The resolution highlights inequalities ‘felt most acutely by those segments of the population that are already in vulnerable situations’, such as people living in informal settlements, small island states and rural communities, and Indigenous peoples. To this list we would add sanitation workers, whose right to decent work is often violated by inadequate systems of service provision and discriminatory social norms. We pushed for the resolution to include sanitation workers, suggesting language governments chose to leave out. Building on our report with the ILO, the World Bank and WHO, we will continue to advocate at the UN the human rights of sanitation workers, and to emphasise that enjoyment of one right (e.g. to sanitation) cannot come at the expense of another (e.g. decent work).

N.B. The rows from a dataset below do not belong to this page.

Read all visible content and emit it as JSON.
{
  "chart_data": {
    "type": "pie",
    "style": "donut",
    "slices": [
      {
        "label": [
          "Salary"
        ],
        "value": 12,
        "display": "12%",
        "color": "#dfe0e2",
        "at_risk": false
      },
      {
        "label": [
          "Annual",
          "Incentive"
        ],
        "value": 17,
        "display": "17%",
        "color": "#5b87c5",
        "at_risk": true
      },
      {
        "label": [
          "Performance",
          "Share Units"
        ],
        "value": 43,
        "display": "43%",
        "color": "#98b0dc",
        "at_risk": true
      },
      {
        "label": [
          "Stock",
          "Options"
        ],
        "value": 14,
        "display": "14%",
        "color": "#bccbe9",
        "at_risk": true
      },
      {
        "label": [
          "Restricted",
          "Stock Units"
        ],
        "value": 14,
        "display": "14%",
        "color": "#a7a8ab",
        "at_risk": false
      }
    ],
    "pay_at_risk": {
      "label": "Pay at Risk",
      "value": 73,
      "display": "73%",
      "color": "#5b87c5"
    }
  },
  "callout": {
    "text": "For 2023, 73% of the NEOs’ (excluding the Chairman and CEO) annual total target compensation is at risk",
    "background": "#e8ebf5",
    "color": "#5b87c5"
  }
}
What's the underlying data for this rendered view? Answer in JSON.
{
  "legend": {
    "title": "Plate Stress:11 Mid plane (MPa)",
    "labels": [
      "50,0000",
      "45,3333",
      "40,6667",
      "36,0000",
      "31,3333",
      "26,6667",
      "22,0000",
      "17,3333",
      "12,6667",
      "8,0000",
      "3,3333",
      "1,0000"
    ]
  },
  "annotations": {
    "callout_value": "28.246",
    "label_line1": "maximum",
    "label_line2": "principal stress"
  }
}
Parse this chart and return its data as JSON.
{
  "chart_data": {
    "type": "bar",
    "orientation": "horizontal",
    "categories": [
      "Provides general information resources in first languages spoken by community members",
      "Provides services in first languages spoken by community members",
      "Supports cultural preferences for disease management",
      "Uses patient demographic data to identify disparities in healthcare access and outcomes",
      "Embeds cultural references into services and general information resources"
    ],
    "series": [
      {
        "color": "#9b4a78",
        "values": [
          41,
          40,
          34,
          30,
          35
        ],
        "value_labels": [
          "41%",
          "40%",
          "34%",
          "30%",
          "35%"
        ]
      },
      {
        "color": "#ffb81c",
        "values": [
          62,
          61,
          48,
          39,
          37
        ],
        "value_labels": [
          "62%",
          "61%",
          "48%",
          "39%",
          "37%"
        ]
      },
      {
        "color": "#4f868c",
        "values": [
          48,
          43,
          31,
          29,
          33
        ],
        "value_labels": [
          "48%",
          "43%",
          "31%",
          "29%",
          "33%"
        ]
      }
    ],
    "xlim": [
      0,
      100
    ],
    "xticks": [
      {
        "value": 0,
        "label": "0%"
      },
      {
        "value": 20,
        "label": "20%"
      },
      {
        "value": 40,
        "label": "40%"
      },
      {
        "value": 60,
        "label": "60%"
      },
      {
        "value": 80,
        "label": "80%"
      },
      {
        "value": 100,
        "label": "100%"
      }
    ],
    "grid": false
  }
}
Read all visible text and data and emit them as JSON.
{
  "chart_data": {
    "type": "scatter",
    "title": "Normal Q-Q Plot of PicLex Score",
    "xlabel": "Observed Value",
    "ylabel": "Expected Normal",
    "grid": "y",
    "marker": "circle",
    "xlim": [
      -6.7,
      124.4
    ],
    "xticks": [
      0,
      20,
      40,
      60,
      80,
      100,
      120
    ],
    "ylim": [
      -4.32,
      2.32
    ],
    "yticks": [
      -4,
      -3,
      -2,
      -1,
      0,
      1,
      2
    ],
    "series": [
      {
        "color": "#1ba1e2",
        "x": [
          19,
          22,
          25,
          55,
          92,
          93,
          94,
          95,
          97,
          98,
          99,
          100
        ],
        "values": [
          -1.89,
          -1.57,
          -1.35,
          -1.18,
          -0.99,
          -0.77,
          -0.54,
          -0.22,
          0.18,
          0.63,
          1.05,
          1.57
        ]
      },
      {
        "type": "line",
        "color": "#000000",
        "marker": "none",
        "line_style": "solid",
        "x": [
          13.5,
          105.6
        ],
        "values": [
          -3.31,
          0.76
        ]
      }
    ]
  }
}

Paul Zongo, manual emptier, inside a pit, emptying a family latrine in Ouagadougou, Burkina Faso.
Paul Zongo, manual emptier, inside a pit, emptying a family latrine in Ouagadougou, Burkina Faso.
Image: WaterAid/ Basile Ouedraogo

The 2019 General Assembly resolution is a starting point

More needs to be done. When Léo Heller, UN Special Rapporteur on the human rights to water and sanitation, visited our London office in September he encouraged the WASH sector to face these questions head on. His message for International Human Rights Day calls on us all to prioritise a human rights-based approach in our work, thereby increasing the likelihood of success in our collective efforts to redress inequalities and discrimination in access to WASH. Our friends at End Water Poverty, through their #ClaimYourWaterRights campaign, are emphasising exactly this – stay tuned for the full launch in March.

This year at the UN we’ll be pushing for universal access to WASH through the Commission on the Status of Women and the Beijing+25 process, the High-Level Political Forum and its annual check-up on SDGs progress, and the annual Conference of the Parties (COP) of the UN Climate Convention.

The resolution provides a conceptual and legal framework for our advocacy. We’ll be at the UN, proudly carrying our 'IT’S A HUMAN RIGHT' tote bags, pointing the way forward for the human rights to water and sanitation – ever more urgent in the face of climate change, conflict and increasing inequalities.